Europe’s advantage may not lie in winning the race for the largest general-purpose model. Instead, it could be in building reliable, auditable, multilingual, integrable, and sector-specific models for industries where Europe has a strong presence: banking, energy, healthcare, automotive, defense, legal, public administration, telecommunications, manufacturing, or logistics.

Generalist models will tend to decrease in cost and become commoditized. The real value will be in the layers that turn them into practical systems: proprietary data, vertical workflows, security, integration, deployment, and support.

China’s Warning Should Accelerate Decisions

China’s potential restrictions should not be seen only as news from Beijing. They are a warning about the new AI landscape. Advanced models represent economic, military, industrial, and cultural power. Countries that develop them will protect them when they see fit.

Europe has two options: continue acting as a large consumer of foreign AI, with good regulation but limited own capacity; or leverage this phase to deploy European models, build European infrastructure, and develop less dependent enterprise architectures.

This is not about abandoning OpenAI, Anthropic, Google, Qwen, DeepSeek, or GLM. It’s about ensuring none of these options are indispensable. Robust tech infrastructure is designed so that critical components can be replaced without rebuilding everything.

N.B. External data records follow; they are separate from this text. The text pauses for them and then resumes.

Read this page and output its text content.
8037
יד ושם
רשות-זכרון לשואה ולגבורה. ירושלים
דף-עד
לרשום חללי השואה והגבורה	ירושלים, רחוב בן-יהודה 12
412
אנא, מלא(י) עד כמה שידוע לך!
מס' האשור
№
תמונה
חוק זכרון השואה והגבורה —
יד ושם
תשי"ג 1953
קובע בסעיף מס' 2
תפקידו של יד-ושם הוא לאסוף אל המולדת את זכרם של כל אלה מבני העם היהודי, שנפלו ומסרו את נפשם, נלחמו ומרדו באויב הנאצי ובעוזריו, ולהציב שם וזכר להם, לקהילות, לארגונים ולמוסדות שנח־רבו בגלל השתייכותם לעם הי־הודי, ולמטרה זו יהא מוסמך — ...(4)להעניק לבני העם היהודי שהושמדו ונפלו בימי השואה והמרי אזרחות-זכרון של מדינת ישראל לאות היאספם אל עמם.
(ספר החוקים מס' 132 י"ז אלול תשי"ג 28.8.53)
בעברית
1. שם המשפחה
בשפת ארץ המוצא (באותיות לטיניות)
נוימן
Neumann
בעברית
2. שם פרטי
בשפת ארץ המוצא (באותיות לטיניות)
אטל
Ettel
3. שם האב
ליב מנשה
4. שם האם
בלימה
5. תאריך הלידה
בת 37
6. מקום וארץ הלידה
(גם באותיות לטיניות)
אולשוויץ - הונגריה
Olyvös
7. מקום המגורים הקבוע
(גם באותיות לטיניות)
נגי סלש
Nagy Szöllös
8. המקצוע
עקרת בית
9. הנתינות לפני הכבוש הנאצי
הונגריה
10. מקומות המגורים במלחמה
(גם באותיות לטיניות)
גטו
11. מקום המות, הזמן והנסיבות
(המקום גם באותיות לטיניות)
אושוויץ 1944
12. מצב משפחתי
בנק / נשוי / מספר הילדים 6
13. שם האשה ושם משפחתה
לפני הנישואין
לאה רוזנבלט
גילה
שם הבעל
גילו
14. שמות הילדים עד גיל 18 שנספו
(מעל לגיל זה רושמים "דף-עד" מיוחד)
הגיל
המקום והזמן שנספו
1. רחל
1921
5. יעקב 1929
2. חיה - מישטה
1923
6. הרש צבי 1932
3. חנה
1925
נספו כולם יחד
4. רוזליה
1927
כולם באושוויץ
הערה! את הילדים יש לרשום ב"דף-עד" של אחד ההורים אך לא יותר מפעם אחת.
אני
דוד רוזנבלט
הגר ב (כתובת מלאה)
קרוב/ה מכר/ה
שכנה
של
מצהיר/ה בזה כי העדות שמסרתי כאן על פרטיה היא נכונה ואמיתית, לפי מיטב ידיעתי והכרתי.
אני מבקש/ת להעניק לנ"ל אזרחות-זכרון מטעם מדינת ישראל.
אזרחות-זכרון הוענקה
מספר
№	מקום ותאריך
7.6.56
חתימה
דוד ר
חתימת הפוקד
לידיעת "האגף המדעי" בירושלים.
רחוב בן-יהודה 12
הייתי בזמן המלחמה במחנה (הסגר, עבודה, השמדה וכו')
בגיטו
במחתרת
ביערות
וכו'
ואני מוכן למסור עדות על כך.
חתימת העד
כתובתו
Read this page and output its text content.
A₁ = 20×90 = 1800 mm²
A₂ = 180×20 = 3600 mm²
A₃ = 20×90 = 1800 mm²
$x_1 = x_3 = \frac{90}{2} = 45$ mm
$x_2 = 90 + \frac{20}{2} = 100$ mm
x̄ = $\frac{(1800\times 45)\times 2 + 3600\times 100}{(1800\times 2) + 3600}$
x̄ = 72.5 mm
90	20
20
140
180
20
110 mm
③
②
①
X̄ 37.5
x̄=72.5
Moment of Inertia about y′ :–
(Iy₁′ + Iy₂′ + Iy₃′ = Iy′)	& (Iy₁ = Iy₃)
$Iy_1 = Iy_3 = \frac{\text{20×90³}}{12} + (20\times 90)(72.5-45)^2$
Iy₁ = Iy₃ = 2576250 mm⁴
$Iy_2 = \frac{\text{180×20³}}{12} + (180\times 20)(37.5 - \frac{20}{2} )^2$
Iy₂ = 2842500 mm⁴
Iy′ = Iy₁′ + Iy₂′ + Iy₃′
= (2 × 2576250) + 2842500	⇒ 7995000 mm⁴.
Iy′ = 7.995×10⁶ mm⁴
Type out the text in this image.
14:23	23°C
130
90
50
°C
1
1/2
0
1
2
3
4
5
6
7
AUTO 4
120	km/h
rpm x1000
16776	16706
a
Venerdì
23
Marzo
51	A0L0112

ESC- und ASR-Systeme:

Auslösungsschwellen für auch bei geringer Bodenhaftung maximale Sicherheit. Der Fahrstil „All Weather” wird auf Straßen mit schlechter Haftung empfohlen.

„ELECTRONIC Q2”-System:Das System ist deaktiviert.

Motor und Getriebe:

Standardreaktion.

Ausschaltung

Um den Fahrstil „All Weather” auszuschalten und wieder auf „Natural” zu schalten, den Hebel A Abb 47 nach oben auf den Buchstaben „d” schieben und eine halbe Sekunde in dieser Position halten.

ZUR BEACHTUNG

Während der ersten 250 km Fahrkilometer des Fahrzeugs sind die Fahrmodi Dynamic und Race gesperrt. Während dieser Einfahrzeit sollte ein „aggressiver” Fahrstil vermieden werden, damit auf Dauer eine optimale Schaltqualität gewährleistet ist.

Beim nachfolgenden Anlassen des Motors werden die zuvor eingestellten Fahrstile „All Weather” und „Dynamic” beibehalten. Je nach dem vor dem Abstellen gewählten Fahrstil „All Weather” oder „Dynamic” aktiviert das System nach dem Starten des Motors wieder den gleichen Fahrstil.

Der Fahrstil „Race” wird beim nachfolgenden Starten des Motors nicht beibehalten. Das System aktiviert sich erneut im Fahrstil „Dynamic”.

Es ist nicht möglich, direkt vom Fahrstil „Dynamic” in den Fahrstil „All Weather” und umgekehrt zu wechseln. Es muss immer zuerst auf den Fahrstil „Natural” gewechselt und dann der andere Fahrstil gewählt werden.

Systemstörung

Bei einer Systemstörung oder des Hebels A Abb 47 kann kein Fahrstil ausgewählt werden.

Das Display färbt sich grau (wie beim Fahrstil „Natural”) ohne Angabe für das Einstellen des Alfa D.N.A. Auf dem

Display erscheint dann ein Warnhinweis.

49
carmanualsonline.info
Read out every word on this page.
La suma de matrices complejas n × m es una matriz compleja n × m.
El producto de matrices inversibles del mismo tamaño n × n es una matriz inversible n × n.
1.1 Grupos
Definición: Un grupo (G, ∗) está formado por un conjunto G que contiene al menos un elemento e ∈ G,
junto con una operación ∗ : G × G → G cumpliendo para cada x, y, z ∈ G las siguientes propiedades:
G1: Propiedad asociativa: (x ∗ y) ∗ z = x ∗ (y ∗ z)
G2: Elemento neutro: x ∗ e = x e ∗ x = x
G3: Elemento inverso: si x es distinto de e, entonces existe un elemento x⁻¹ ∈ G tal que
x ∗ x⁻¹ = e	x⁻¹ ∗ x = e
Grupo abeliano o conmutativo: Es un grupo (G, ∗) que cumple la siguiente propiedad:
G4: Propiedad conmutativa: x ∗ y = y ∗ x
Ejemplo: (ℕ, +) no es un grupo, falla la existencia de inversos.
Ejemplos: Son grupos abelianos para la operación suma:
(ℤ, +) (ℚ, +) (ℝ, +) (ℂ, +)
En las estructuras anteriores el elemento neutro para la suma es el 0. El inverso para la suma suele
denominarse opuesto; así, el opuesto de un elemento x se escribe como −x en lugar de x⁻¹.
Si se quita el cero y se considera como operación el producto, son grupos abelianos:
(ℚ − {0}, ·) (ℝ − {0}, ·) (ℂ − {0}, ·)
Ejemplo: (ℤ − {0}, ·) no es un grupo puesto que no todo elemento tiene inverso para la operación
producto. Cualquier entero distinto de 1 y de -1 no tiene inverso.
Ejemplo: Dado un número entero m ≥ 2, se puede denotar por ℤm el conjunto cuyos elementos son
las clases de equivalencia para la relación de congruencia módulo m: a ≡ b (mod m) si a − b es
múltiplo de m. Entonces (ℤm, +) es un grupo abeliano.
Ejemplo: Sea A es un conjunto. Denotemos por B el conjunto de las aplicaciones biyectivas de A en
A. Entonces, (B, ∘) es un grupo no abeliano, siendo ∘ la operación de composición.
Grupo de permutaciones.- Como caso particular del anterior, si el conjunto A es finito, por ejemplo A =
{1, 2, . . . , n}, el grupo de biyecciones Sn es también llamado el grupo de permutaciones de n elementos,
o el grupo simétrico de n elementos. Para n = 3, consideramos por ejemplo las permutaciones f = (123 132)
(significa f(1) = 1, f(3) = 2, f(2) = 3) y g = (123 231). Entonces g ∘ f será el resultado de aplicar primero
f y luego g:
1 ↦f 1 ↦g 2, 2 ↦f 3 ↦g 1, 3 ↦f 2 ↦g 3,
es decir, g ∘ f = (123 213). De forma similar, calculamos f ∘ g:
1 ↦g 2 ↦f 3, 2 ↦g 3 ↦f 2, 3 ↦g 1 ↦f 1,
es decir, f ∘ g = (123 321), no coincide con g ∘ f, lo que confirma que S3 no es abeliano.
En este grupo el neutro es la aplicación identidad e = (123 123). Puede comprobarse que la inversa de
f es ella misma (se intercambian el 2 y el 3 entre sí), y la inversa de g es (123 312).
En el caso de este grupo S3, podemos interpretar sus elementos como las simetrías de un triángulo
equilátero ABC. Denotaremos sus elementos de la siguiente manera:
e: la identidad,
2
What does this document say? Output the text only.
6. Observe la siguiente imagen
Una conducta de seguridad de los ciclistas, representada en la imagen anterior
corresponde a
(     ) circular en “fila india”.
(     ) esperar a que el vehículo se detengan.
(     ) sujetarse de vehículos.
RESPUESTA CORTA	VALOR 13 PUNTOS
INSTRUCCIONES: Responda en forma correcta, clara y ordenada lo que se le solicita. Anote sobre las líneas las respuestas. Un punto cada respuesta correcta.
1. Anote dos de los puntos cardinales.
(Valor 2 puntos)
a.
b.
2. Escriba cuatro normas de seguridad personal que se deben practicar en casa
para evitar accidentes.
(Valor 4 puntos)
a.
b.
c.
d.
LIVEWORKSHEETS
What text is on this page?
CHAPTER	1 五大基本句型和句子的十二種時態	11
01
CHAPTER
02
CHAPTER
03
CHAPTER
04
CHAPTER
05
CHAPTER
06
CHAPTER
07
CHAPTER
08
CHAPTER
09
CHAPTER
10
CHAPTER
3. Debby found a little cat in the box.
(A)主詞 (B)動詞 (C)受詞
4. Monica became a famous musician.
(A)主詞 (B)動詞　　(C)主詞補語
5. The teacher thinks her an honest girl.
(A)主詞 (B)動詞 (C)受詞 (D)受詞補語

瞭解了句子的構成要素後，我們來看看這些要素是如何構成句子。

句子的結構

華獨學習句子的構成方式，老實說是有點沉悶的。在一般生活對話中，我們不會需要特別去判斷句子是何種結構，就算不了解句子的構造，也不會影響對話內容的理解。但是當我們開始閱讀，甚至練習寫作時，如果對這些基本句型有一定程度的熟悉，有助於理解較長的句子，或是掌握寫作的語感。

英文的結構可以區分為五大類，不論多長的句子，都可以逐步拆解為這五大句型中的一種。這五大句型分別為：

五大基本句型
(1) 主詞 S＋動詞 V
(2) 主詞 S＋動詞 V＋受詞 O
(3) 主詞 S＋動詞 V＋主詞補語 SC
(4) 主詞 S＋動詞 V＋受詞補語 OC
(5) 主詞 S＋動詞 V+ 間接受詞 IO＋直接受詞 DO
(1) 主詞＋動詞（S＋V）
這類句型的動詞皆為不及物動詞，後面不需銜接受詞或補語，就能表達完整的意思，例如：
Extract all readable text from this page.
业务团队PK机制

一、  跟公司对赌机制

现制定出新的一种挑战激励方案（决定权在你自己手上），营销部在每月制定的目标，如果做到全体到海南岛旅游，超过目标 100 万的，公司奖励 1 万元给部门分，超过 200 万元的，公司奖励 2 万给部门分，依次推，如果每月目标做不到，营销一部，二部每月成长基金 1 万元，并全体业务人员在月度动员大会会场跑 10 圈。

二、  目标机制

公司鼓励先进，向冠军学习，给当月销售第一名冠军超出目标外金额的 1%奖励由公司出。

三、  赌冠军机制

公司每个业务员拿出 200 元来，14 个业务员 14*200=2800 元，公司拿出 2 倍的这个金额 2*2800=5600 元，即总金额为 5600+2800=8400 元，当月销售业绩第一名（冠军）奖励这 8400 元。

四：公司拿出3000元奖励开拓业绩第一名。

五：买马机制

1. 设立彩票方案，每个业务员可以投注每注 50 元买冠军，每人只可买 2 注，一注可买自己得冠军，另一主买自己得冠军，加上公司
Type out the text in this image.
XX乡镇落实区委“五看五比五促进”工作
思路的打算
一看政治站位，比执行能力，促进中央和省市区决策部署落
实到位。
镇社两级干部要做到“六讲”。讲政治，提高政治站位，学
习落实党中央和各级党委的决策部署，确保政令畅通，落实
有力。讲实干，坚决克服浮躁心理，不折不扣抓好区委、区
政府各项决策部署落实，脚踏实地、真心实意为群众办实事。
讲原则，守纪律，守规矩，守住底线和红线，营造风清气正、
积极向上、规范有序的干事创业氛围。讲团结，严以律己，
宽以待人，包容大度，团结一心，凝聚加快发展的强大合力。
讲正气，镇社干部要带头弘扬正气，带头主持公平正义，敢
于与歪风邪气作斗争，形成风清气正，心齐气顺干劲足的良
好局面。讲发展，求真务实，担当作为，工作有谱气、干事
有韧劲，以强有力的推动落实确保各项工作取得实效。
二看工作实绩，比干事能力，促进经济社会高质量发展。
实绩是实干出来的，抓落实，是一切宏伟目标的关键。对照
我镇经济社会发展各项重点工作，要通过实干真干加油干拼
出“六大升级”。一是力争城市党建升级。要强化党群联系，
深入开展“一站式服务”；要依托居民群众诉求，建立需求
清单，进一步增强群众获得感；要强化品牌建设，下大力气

AI should follow suit: portability, proprietary models, private cloud, European open source, continuous evaluation, and a clear policy on what data can leave and what must stay inside.

If the US and China restrict their top models, Europe cannot stand still. It must move its own.

Frequently Asked Questions

What is China studying with its AI models?
According to reports by Reuters, Beijing is considering restricting foreign access to some of its most advanced, current, and future AI models.

Why does this matter to Europe?
Because many European companies depend on US models and are testing open or low-cost Chinese models. If both blocks restrict access, Europe’s technological margin shrinks.

Does open source solve the problem?
It helps significantly but is not enough. Infrastructure, support, evaluation, security, deployment, updates, and operational capacity are also essential.

Should Europe only use European models?
Not necessarily. A hybrid architecture makes sense: use global models where beneficial, but keep European or self-made alternatives for sensitive and strategic workloads.

What is the first technical step for companies?
Inventory use cases, measure costs per task, classify sensitive data, test alternative models, and create an abstraction layer to switch providers without rebuilding the system.